Now, you may wonder, how can you even tell that the meat cut you’re purchasing is fresh? Aside from relying on licensed, registered sellers, it is necessary to perform certain quality tests on your own to ensure you’re working with fresh meat:

  • the visual test: for beef or any other red meat, the meat should have a bright red color throughout the cut, without any color changes. If the meat is purple, it is possible that it has been thawed and then frozen again, which can be quite dangerous. 
  • the touch test: fresh meat cut should “bounce” right back when you press it. In case this doesn’t happen, it could mean that the meat isn’t as fresh and that’s causing it to lose its structure and elasticity.
  • the smell test: one of the most accurate tests there are to ensure that the steak you’re working with is as fresh as it can be. Fresh, quality meat should not have any kind of strong smell, except for the natural smell of blood.

In case you’re sensing any kind of foul smell, or a hint of bleach, you should not use the meat, and you should definitely not prepare a rare steak as it could be quite dangerous. Remember, any unusual or foul smell could indicate that the meat has gone bad.

What happens if you eat an undercooked steak?

In case the steak hasn’t been stored properly, or it isn’t fresh, there are many health risks if you happen to be eating undercooked beef

A beefsteak can carry a great number of dangerous bacteria species. These include Pseudomonas spp., Salmonella, E.coli, Shigella, and Staphylococcus. They can cause many adverse effects associated with food poisoning

What’s more, beef can also have parasites such as Tapeworm that can cause a number of parasitic infections. According to many sources, the safest way of consuming beef steak is to get it at the temperature of 145 degrees Fahrenheit.

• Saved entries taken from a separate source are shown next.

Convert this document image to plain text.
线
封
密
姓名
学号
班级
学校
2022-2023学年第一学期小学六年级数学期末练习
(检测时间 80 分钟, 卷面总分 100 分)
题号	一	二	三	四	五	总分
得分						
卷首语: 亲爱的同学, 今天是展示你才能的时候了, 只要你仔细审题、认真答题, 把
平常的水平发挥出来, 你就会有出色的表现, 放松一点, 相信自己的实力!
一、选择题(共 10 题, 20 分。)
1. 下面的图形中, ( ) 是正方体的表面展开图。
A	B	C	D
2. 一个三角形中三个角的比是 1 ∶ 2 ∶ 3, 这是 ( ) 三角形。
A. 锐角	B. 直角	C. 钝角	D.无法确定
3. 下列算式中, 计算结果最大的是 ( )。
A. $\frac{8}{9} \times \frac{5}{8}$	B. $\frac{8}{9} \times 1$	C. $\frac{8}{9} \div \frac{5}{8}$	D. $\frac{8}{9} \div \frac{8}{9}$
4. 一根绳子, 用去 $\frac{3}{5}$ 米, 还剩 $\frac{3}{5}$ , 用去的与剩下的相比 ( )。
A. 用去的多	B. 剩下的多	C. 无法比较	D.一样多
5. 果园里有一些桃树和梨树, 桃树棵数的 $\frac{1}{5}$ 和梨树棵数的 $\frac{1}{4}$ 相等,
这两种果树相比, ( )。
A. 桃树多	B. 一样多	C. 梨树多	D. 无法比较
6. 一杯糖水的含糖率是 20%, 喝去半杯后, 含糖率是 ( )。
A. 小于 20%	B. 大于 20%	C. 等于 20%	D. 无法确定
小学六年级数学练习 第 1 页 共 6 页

Anything below that is considered undercooked meat, which carries a great risk of health consequences. This is particularly important for sensitive groups.

In fact, pregnant women, the elderly, children under 5 years of age, and immunocompromised individuals should never eat uncooked meat. If you belong to any of the sensitive groups, we’d recommend trying a well-done steak instead.

In summary, we would never recommend eating rare steak if you’re unaware of the origins and the conditions the meat was kept under. Also, if you’re making this steak at home, we’d advise you to use a meat thermometer to ensure it has reached a safe temperature.

When it comes to ordering a rare steak in restaurants, we once again recommend prioritizing quality and sanitary requirements. This means that you should always pay attention to the reviews and do your research about the restaurants you’re visiting.